Basically how I can remove all the docker json stuff? The message is not anymore a json but a sting with 3 json attached...
Should I do that in logstash? How?

regards
maril


(Carlos Pérez Aradros) #4

Hi @meril,

We implemented docker prospector exactly for your use case, you can use it like this:

filebeat.prospectors:
- type: docker
  containers.ids:
  - '*'
  processors:
  - add_docker_metadata: ~

It will take care of the Docker JSON format, filling the message, @timestamp and stream fields from it.

Then you can use the rest of parameters, like multiline, on the result.

Best regards


(Meril) #5

Some more info:
I think there is a misunderstanding.
My problem is not in merging multiline json log files, like this:

{"log":" blablabla blablabla blablabla blablabla blablabla","stream":
"stdout","time":"2017-11-26T16:59:56.916118577Z"}

This can be done through Noémi suggest (multiline).

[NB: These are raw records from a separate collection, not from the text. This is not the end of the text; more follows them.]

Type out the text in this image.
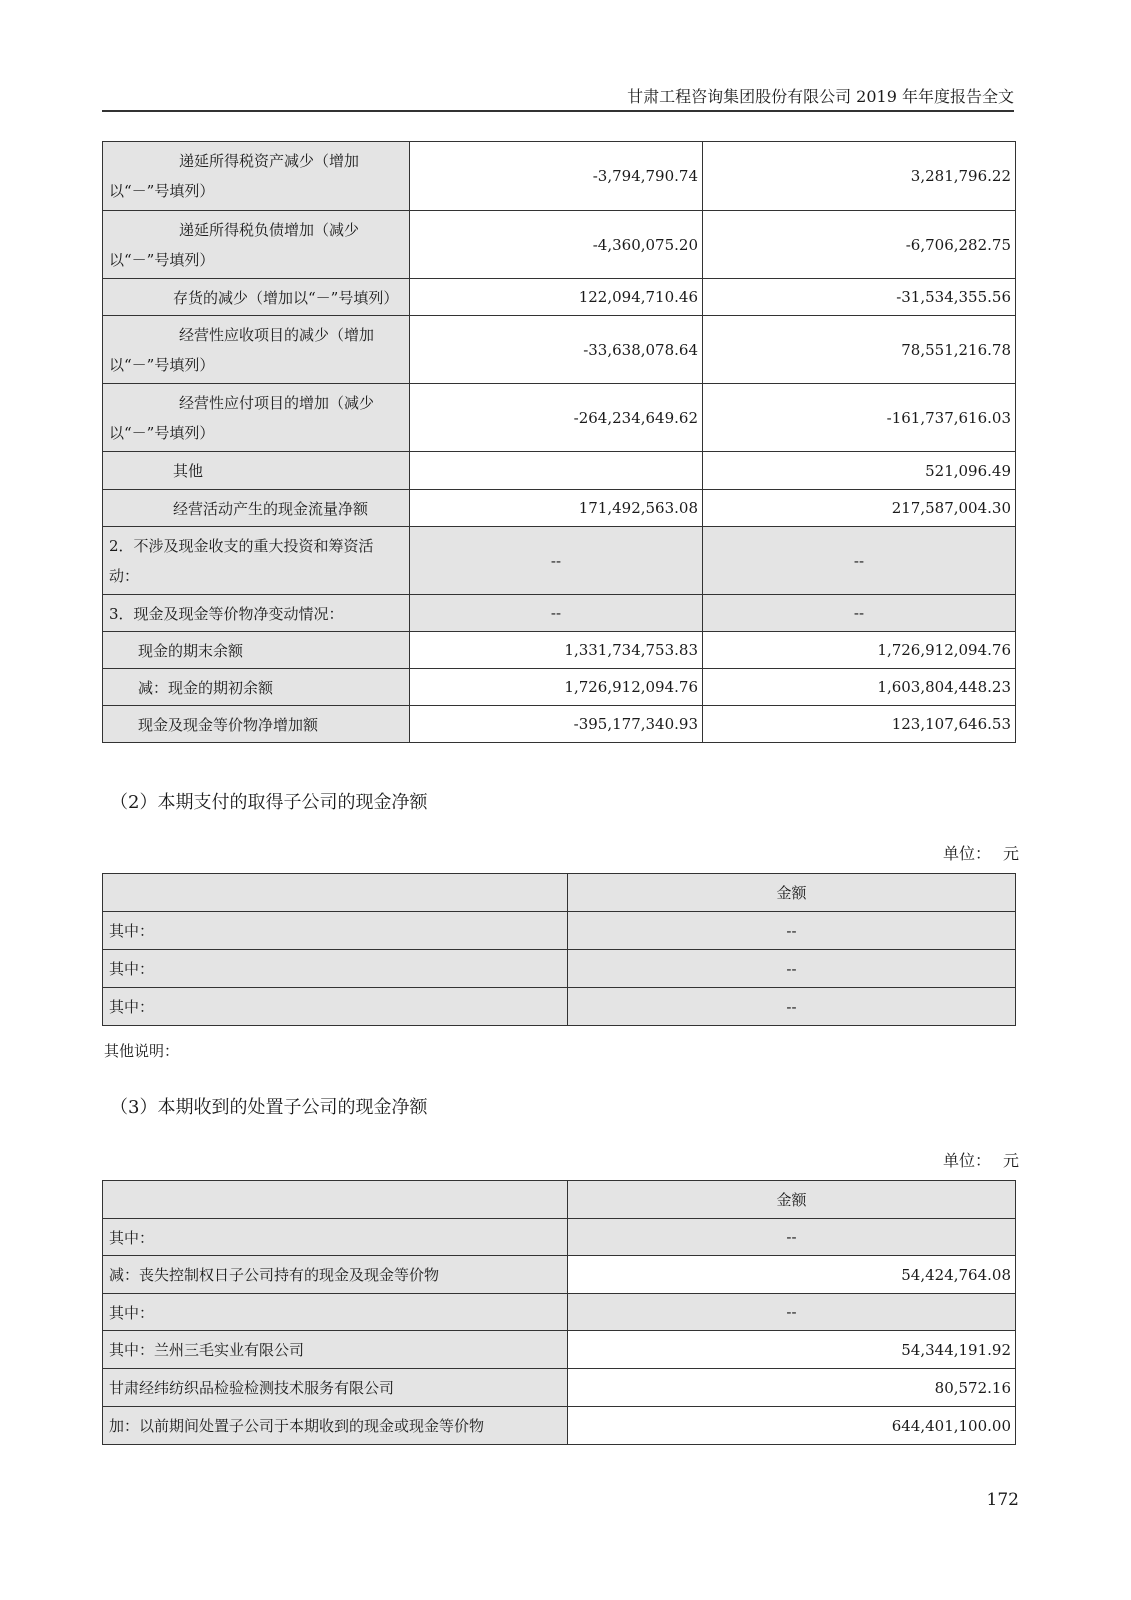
甘肃工程咨询集团股份有限公司 2019 年年度报告全文
递延所得税资产减少（增加以“－”号填列）	-3,794,790.74	3,281,796.22
递延所得税负债增加（减少以“－”号填列）	-4,360,075.20	-6,706,282.75
存货的减少（增加以“－”号填列）	122,094,710.46	-31,534,355.56
经营性应收项目的减少（增加以“－”号填列）	-33,638,078.64	78,551,216.78
经营性应付项目的增加（减少以“－”号填列）	-264,234,649.62	-161,737,616.03
其他		521,096.49
经营活动产生的现金流量净额	171,492,563.08	217,587,004.30
2．不涉及现金收支的重大投资和筹资活动：	--	--
3．现金及现金等价物净变动情况：	--	--
现金的期末余额	1,331,734,753.83	1,726,912,094.76
减：现金的期初余额	1,726,912,094.76	1,603,804,448.23
现金及现金等价物净增加额	-395,177,340.93	123,107,646.53
（2）本期支付的取得子公司的现金净额
单位： 元
	金额
其中：	--
其中：	--
其中：	--
其他说明：
（3）本期收到的处置子公司的现金净额
单位： 元
	金额
其中：	--
减：丧失控制权日子公司持有的现金及现金等价物	54,424,764.08
其中：	--
其中：兰州三毛实业有限公司	54,344,191.92
甘肃经纬纺织品检验检测技术服务有限公司	80,572.16
加：以前期间处置子公司于本期收到的现金或现金等价物	644,401,100.00
172
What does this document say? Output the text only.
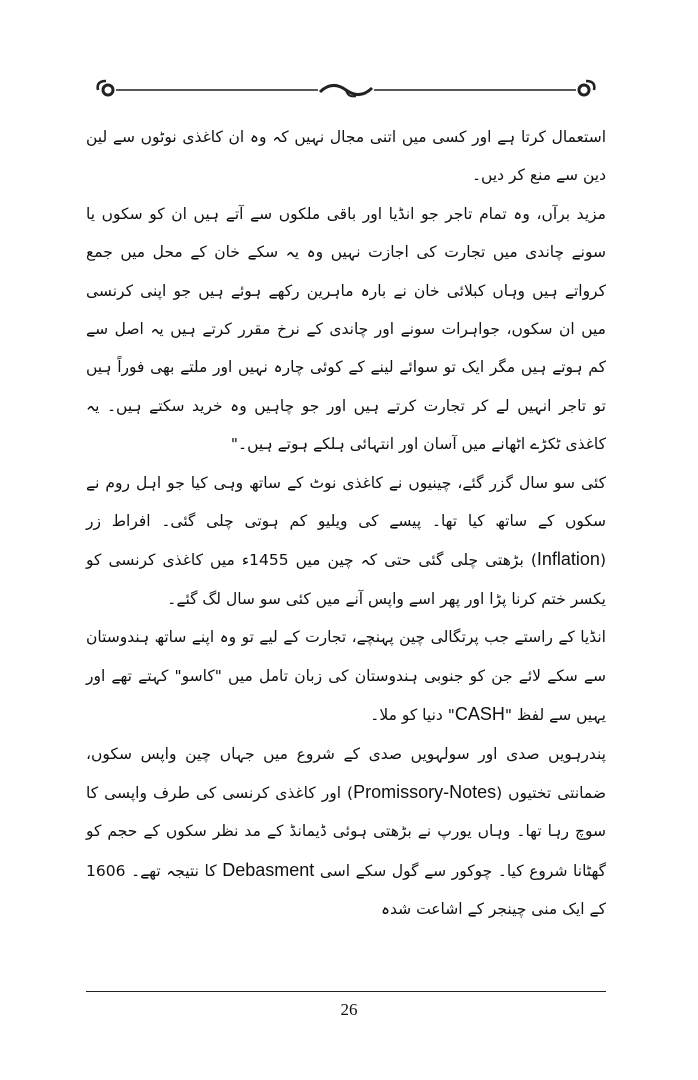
استعمال کرتا ہے اور کسی میں اتنی مجال نہیں کہ وہ ان کاغذی نوٹوں سے لین دین سے منع کر دیں۔

مزید برآں، وہ تمام تاجر جو انڈیا اور باقی ملکوں سے آتے ہیں ان کو سکوں یا سونے چاندی میں تجارت کی اجازت نہیں وہ یہ سکے خان کے محل میں جمع کرواتے ہیں وہاں کبلائی خان نے بارہ ماہرین رکھے ہوئے ہیں جو اپنی کرنسی میں ان سکوں، جواہرات سونے اور چاندی کے نرخ مقرر کرتے ہیں یہ اصل سے کم ہوتے ہیں مگر ایک تو سوائے لینے کے کوئی چارہ نہیں اور ملتے بھی فوراً ہیں تو تاجر انہیں لے کر تجارت کرتے ہیں اور جو چاہیں وہ خرید سکتے ہیں۔ یہ کاغذی ٹکڑے اٹھانے میں آسان اور انتہائی ہلکے ہوتے ہیں۔"

کئی سو سال گزر گئے، چینیوں نے کاغذی نوٹ کے ساتھ وہی کیا جو اہل روم نے سکوں کے ساتھ کیا تھا۔ پیسے کی ویلیو کم ہوتی چلی گئی۔ افراط زر (Inflation) بڑھتی چلی گئی حتی کہ چین میں 1455ء میں کاغذی کرنسی کو یکسر ختم کرنا پڑا اور پھر اسے واپس آنے میں کئی سو سال لگ گئے۔

انڈیا کے راستے جب پرتگالی چین پہنچے، تجارت کے لیے تو وہ اپنے ساتھ ہندوستان سے سکے لائے جن کو جنوبی ہندوستان کی زبان تامل میں "کاسو" کہتے تھے اور یہیں سے لفظ "CASH" دنیا کو ملا۔

پندرہویں صدی اور سولہویں صدی کے شروع میں جہاں چین واپس سکوں، ضمانتی تختیوں (Promissory-Notes) اور کاغذی کرنسی کی طرف واپسی کا سوچ رہا تھا۔ وہاں یورپ نے بڑھتی ہوئی ڈیمانڈ کے مد نظر سکوں کے حجم کو گھٹانا شروع کیا۔ چوکور سے گول سکے اسی Debasment کا نتیجہ تھے۔ 1606 کے ایک منی چینجر کے اشاعت شدہ

26
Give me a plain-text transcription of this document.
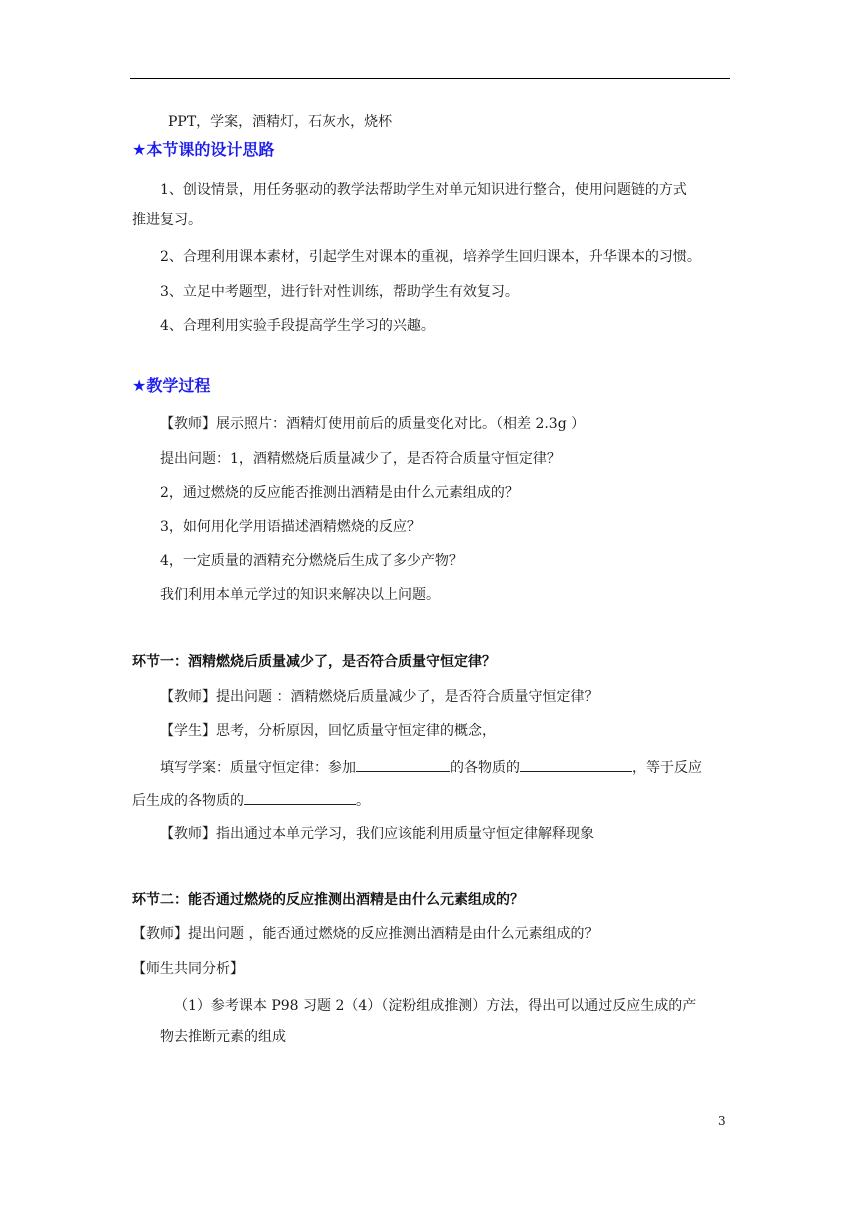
PPT，学案，酒精灯，石灰水，烧杯
★本节课的设计思路
1、创设情景，用任务驱动的教学法帮助学生对单元知识进行整合，使用问题链的方式
推进复习。
2、合理利用课本素材，引起学生对课本的重视，培养学生回归课本，升华课本的习惯。
3、立足中考题型，进行针对性训练，帮助学生有效复习。
4、合理利用实验手段提高学生学习的兴趣。
★教学过程
【教师】展示照片：酒精灯使用前后的质量变化对比。（相差 2.3g ）
提出问题：1，酒精燃烧后质量减少了，是否符合质量守恒定律？
2，通过燃烧的反应能否推测出酒精是由什么元素组成的？
3，如何用化学用语描述酒精燃烧的反应？
4，一定质量的酒精充分燃烧后生成了多少产物？
我们利用本单元学过的知识来解决以上问题。
环节一：酒精燃烧后质量减少了，是否符合质量守恒定律？
【教师】提出问题 ：酒精燃烧后质量减少了，是否符合质量守恒定律？
【学生】思考，分析原因，回忆质量守恒定律的概念，
填写学案：质量守恒定律：参加	的各物质的	，等于反应
后生成的各物质的	。
【教师】指出通过本单元学习，我们应该能利用质量守恒定律解释现象
环节二：能否通过燃烧的反应推测出酒精是由什么元素组成的？
【教师】提出问题 ，能否通过燃烧的反应推测出酒精是由什么元素组成的？
【师生共同分析】
（1）参考课本 P98 习题 2（4）（淀粉组成推测）方法，得出可以通过反应生成的产
物去推断元素的组成
3
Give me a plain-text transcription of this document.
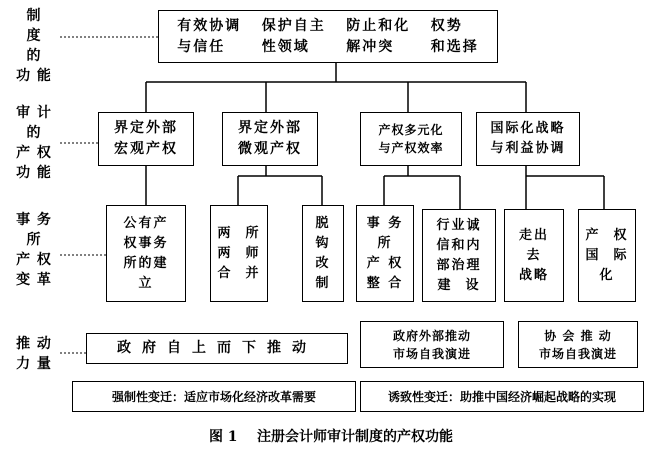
制
度
的
功 能
审 计
的
产 权
功 能
事 务
所
产 权
变 革
推 动
力 量
有效协调
与信任
保护自主
性领域
防止和化
解冲突
权势
和选择
界定外部
宏观产权
界定外部
微观产权
产权多元化
与产权效率
国际化战略
与利益协调
公有产
权事务
所的建
立
两  所
两  师
合  并
脱
钩
改
制
事 务
所
产 权
整 合
行业诚
信和内
部治理
建  设
走出
去
战略
产  权
国  际
化
政府自上而下推动
政府外部推动
市场自我演进
协 会 推 动
市场自我演进
强制性变迁：适应市场化经济改革需要	诱致性变迁：助推中国经济崛起战略的实现
图 1    注册会计师审计制度的产权功能
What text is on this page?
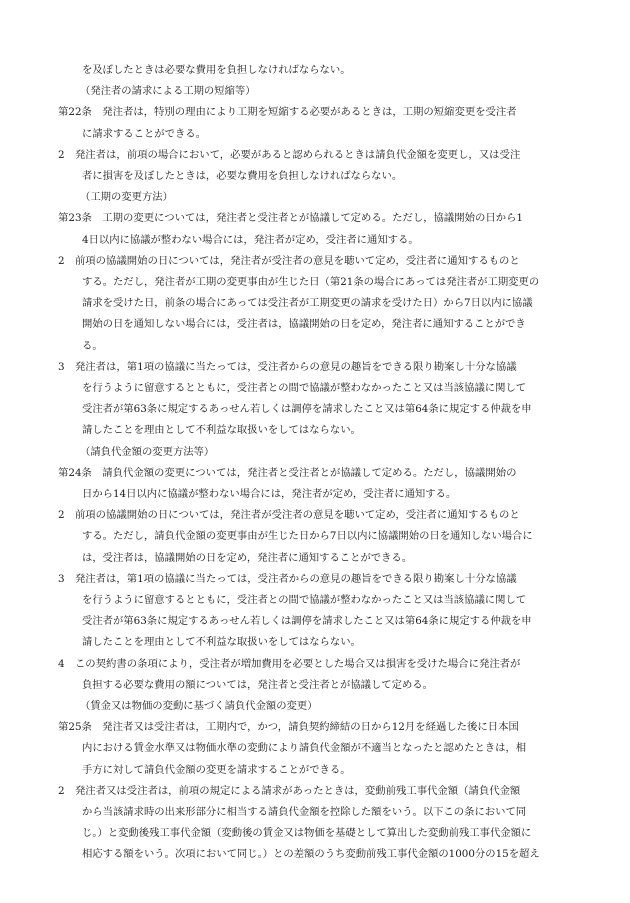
を及ぼしたときは必要な費用を負担しなければならない。
（発注者の請求による工期の短縮等）
第22条　発注者は，特別の理由により工期を短縮する必要があるときは，工期の短縮変更を受注者
に請求することができる。
2　発注者は，前項の場合において，必要があると認められるときは請負代金額を変更し，又は受注
者に損害を及ぼしたときは，必要な費用を負担しなければならない。
（工期の変更方法）
第23条　工期の変更については，発注者と受注者とが協議して定める。ただし，協議開始の日から1
4日以内に協議が整わない場合には，発注者が定め，受注者に通知する。
2　前項の協議開始の日については，発注者が受注者の意見を聴いて定め，受注者に通知するものと
する。ただし，発注者が工期の変更事由が生じた日（第21条の場合にあっては発注者が工期変更の
請求を受けた日，前条の場合にあっては受注者が工期変更の請求を受けた日）から7日以内に協議
開始の日を通知しない場合には，受注者は，協議開始の日を定め，発注者に通知することができ
る。
3　発注者は，第1項の協議に当たっては，受注者からの意見の趣旨をできる限り勘案し十分な協議
を行うように留意するとともに，受注者との間で協議が整わなかったこと又は当該協議に関して
受注者が第63条に規定するあっせん若しくは調停を請求したこと又は第64条に規定する仲裁を申
請したことを理由として不利益な取扱いをしてはならない。
（請負代金額の変更方法等）
第24条　請負代金額の変更については，発注者と受注者とが協議して定める。ただし，協議開始の
日から14日以内に協議が整わない場合には，発注者が定め，受注者に通知する。
2　前項の協議開始の日については，発注者が受注者の意見を聴いて定め，受注者に通知するものと
する。ただし，請負代金額の変更事由が生じた日から7日以内に協議開始の日を通知しない場合に
は，受注者は，協議開始の日を定め，発注者に通知することができる。
3　発注者は，第1項の協議に当たっては，受注者からの意見の趣旨をできる限り勘案し十分な協議
を行うように留意するとともに，受注者との間で協議が整わなかったこと又は当該協議に関して
受注者が第63条に規定するあっせん若しくは調停を請求したこと又は第64条に規定する仲裁を申
請したことを理由として不利益な取扱いをしてはならない。
4　この契約書の条項により，受注者が増加費用を必要とした場合又は損害を受けた場合に発注者が
負担する必要な費用の額については，発注者と受注者とが協議して定める。
（賃金又は物価の変動に基づく請負代金額の変更）
第25条　発注者又は受注者は，工期内で，かつ，請負契約締結の日から12月を経過した後に日本国
内における賃金水準又は物価水準の変動により請負代金額が不適当となったと認めたときは，相
手方に対して請負代金額の変更を請求することができる。
2　発注者又は受注者は，前項の規定による請求があったときは，変動前残工事代金額（請負代金額
から当該請求時の出来形部分に相当する請負代金額を控除した額をいう。以下この条において同
じ。）と変動後残工事代金額（変動後の賃金又は物価を基礎として算出した変動前残工事代金額に
相応する額をいう。次項において同じ。）との差額のうち変動前残工事代金額の1000分の15を超え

My problem is having multiline INSIDE docker json logs. Like this

{"log":"2017-11-26 - ERROR - blabla \n","stream":"stdout",...}
{"log":"      at xxxx \n","stream":"stdout",...}
{"log":"      at yyyy \n","stream":"stdout",...}

I could use a multiline pattern like:
({"log":"[[0-9]{4}-[0-9]{2}-[0-9]{2})

but this would result in a join of all json rows as a unique string that I cannot figure out how to process to obtain a final message like:
2017-11-26T16:59:56.912-0000 - ERROR - Error: Bad Request\n
at xxxx\n
at yyyy\n

to be processed with grok

regards
Meril


(Meril) #6

uppps we crossed...

Wow that sounds good.
Thank you Carlos.
I'll try your solution (but before I have to upgrade to 6.1)
Many Thanks


(system) #7

This topic was automatically closed 28 days after the last reply. New replies are no longer allowed.